I explained my problem two times because my english is not well :/
first explaining:
I have RGB matrix of each pixel in some image I filmed.
moreover, I have 3 pixels' RGB that I know their real values (after I take a picture, the pixels' RGB values are changed because of light).
How can I use these 3 known RGB in order to use the least squares method so I can get the original image colors accurately?
second explaining:
I have to take some pictures of some apples by my camera. If I will film the same apples in my room and in the street, I will get images that have not the same color of the apples, although these are the same apples. this is bacause the light in the street is not the light in my room.
in order to solve this problem, I want to put three circles (red, green and blue) that I know their RGB, near the apples. For example, I have 3 circles:
red circle -> [241 25 13]
green circle -> [12 239 41]
blue circle -> [35 28 237]
now, I will film the apples with the 3 circles. I know that the RGB of my 3 circles got changed:
now the red circle is [229 42 32]
green circle -> [24 241 42]
blue circle -> [29 26 230]
now, with this information (the input and the output RGB of the 3 circles) I want to repair the color of all of the image (the apples and the 3 circles).
so my input is:
(initial RGB of three circles, the RGB of these circles after I filmed)
and the output have to be a function: (R,G,B) -> (new R, new G, new B).
so the function have to repair all the RGB in the picture,
for the example I let before:
the red circle [229 42 32] will changed to his original [241 25 13]
the green circle [24 241 42] -> [12 239 41]
the blue circle[29 26 230] -> [35 28 237]
so, If I filmed and got one apple with RGB of [142, 124, 211], I want to run the function with his RGB and get the true color of this apple.
someone told me that I can use with the Least squares method.
You could do this:
In = [ 229 24 29
42 241 26
32 42 230 ];
Out = [ 241 12 35
25 239 28
13 41 237 ];
and then compute:
A = Out / In;
A
will be the desired lineary transformation from Input colors to desired output colors.

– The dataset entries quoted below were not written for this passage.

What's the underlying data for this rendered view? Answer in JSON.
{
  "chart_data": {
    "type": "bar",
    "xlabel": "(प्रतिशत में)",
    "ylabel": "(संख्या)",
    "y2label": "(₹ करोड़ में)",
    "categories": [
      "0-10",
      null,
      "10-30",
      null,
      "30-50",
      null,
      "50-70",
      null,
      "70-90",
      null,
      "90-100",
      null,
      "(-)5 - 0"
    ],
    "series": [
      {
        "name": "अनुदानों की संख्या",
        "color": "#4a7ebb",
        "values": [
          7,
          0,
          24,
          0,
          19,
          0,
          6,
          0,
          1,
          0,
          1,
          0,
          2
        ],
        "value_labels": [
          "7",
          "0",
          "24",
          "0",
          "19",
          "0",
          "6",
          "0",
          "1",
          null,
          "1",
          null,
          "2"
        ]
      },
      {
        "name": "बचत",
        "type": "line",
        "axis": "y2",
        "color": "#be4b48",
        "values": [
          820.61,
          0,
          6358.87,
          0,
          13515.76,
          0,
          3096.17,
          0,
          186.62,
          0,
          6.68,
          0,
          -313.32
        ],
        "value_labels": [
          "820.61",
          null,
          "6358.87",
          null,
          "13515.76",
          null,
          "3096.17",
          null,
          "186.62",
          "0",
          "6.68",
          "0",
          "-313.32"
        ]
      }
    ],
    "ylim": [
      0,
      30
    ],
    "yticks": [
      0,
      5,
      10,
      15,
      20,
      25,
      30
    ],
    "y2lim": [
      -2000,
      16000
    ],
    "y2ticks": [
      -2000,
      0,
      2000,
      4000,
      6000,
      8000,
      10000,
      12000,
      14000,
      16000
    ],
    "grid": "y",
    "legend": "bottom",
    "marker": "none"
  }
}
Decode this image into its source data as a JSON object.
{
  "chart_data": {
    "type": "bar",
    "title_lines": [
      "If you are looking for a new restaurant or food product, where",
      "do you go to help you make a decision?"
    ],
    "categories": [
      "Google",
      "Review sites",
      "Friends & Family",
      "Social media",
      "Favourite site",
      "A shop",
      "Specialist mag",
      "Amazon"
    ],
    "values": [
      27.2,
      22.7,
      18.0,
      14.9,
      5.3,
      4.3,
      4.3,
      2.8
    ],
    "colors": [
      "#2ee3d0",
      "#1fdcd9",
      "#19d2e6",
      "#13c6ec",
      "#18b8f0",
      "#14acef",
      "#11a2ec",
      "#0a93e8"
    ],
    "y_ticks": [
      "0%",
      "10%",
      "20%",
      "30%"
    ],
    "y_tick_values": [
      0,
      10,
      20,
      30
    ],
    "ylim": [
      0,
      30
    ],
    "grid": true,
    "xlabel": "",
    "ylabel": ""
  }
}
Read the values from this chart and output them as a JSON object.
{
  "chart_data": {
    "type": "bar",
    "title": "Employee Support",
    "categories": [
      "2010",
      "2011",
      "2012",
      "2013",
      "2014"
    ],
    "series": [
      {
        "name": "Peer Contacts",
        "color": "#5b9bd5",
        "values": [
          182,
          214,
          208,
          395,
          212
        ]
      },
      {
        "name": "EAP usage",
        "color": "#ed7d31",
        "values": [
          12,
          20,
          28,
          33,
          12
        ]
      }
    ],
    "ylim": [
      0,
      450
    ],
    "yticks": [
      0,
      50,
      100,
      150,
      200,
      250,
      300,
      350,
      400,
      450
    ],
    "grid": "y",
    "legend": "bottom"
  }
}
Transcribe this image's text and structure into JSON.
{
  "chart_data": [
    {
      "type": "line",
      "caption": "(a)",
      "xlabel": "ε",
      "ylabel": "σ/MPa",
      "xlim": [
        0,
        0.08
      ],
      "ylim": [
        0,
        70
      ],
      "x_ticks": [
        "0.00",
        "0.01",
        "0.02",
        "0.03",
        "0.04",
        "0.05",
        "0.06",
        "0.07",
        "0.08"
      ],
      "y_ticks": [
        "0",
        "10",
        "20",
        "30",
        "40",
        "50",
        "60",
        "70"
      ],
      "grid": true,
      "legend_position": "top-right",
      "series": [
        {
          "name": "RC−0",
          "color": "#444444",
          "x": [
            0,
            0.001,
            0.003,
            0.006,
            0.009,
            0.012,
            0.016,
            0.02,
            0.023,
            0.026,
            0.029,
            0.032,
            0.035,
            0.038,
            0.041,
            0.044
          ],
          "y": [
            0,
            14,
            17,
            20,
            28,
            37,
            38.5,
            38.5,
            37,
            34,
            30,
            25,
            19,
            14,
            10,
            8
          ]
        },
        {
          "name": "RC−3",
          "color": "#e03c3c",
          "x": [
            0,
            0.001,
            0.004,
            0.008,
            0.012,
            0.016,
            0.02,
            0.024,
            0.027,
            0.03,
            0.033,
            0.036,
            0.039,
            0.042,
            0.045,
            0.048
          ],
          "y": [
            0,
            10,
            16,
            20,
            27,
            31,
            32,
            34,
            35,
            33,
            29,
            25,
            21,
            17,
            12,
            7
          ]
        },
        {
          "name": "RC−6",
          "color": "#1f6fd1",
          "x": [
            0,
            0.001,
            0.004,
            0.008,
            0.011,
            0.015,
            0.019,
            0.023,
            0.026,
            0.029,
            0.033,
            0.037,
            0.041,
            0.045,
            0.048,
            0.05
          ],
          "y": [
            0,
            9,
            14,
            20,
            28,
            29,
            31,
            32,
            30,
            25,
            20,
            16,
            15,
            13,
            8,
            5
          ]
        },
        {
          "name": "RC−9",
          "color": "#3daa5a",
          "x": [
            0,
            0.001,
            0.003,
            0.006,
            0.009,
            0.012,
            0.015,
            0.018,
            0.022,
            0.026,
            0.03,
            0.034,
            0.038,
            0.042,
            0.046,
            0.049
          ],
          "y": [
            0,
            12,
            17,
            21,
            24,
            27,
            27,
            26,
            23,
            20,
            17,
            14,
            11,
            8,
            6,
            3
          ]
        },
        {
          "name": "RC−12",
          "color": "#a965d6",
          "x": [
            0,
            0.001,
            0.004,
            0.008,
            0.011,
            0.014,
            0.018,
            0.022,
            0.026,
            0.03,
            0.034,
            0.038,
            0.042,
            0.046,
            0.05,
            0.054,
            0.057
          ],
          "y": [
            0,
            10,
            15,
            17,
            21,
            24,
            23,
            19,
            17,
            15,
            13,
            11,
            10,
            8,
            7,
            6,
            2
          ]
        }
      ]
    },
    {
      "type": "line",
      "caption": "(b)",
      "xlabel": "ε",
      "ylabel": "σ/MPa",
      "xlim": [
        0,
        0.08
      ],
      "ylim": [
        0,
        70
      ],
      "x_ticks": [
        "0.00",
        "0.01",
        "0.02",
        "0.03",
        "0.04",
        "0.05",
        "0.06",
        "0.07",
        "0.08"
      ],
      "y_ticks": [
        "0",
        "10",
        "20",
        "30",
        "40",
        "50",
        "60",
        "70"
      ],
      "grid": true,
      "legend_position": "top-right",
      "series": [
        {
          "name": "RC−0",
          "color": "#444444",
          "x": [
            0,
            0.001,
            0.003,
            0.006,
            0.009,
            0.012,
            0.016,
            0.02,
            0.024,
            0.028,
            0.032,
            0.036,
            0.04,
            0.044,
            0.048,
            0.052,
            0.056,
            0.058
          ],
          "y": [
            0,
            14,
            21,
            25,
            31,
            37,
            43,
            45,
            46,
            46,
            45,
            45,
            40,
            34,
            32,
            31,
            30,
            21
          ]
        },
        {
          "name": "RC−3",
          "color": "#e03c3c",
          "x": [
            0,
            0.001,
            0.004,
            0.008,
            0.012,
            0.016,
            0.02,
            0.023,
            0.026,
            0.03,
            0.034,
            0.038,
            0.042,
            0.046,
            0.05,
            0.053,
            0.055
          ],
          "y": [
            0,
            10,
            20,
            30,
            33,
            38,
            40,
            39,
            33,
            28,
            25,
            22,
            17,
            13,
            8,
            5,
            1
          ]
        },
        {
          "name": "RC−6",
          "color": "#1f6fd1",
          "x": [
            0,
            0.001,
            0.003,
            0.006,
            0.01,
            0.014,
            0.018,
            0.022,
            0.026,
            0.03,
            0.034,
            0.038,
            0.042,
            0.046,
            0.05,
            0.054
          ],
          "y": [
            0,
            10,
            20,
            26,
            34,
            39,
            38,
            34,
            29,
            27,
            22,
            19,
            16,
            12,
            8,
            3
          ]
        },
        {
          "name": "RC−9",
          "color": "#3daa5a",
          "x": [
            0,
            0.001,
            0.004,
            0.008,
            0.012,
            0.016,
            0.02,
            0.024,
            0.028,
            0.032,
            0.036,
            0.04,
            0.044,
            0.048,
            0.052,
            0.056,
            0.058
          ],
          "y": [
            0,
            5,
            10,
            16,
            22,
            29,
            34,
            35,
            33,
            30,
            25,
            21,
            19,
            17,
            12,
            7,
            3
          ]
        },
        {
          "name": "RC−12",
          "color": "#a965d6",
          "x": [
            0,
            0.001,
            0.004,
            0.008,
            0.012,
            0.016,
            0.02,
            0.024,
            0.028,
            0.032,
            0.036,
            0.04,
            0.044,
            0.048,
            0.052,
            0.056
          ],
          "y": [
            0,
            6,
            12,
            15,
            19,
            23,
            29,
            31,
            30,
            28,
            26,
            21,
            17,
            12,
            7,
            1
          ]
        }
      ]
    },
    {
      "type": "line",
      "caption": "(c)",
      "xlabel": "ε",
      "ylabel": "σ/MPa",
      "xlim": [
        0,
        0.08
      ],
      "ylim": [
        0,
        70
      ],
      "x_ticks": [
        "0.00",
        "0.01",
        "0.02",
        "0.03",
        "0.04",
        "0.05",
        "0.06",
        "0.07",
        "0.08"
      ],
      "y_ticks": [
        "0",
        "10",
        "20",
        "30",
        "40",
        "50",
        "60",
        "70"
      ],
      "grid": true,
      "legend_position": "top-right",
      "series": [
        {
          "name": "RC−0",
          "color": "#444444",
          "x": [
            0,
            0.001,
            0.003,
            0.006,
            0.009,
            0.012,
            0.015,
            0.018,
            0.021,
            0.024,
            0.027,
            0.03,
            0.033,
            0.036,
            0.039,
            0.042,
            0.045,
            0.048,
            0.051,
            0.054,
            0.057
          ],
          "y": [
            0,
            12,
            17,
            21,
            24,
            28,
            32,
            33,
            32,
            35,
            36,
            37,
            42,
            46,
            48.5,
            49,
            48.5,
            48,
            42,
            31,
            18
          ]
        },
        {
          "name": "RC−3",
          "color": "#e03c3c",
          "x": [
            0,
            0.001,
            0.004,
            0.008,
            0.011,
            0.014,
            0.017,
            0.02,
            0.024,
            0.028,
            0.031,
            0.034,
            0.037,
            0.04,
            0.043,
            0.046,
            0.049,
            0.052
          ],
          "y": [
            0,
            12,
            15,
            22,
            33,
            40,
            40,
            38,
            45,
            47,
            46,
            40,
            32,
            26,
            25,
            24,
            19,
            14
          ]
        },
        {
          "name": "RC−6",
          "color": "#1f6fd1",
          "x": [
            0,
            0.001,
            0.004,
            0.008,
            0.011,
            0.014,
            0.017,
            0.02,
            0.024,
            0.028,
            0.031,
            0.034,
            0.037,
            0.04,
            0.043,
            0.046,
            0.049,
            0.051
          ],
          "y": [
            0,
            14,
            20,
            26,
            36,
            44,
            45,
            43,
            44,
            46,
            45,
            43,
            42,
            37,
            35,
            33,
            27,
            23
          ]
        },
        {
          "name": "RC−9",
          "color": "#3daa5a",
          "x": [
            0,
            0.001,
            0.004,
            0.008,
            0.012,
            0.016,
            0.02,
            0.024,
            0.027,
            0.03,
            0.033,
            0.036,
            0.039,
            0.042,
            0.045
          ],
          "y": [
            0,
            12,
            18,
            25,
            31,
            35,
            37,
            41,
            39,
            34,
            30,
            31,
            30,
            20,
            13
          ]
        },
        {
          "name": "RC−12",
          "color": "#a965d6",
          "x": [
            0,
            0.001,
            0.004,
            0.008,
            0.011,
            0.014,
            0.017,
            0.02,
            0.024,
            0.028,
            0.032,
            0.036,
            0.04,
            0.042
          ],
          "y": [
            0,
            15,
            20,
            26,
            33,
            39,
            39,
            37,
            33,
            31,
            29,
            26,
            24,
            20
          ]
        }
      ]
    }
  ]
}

This is just one model though and it's up to you to determine whether this is a particularly good one for color. I'm sure there's a lot of work on color calibration, but I'm not making any claims to know about this.
Also keep in mind that /
is not normal division. It's a Matlab overload to basically do Out * inv(In)
. It actually does a little more than this. See help mrdivide
for more details.
Then to apply your new linear transformation, apply A
to your color image. For a given input pixel inrbg = [ R ; G ; B ];
you will compute
outrgb = A * inrgb;
And you could appy this to the whole image.
Unfortunately, you will get some values outside of the allowable intensity ranges and you'll have to put them back. That's another indication that a pure linear model isn't necessarily a great one. At least this gives you somewhere to start.
One more thing, what I wrote above doesn't explicitly use Least Squares, but if you have more estimates for the color inputs and outputs such as
>> InN = [In randn(size(In))+In]; % just an example to get more columns, don't use this
>> InN
InN =
229.0000 24.0000 29.0000 228.2382 25.2329 28.9302
42.0000 241.0000 26.0000 41.3748 240.6159 26.5301
32.0000 42.0000 230.0000 32.2829 42.0552 229.3372
>> OutN = [Out randn(size(Out))+Out]; % just an example to get more columns, don't use this
>> OutN
OutN =
241.0000 12.0000 35.0000 241.1487 10.8441 33.8811
25.0000 239.0000 28.0000 25.3679 240.0666 27.0684
13.0000 41.0000 237.0000 12.1927 41.2091 236.9066
Then this A = OutN / InN
also still works and guess what it uses to solve it? Effectively Least Squares.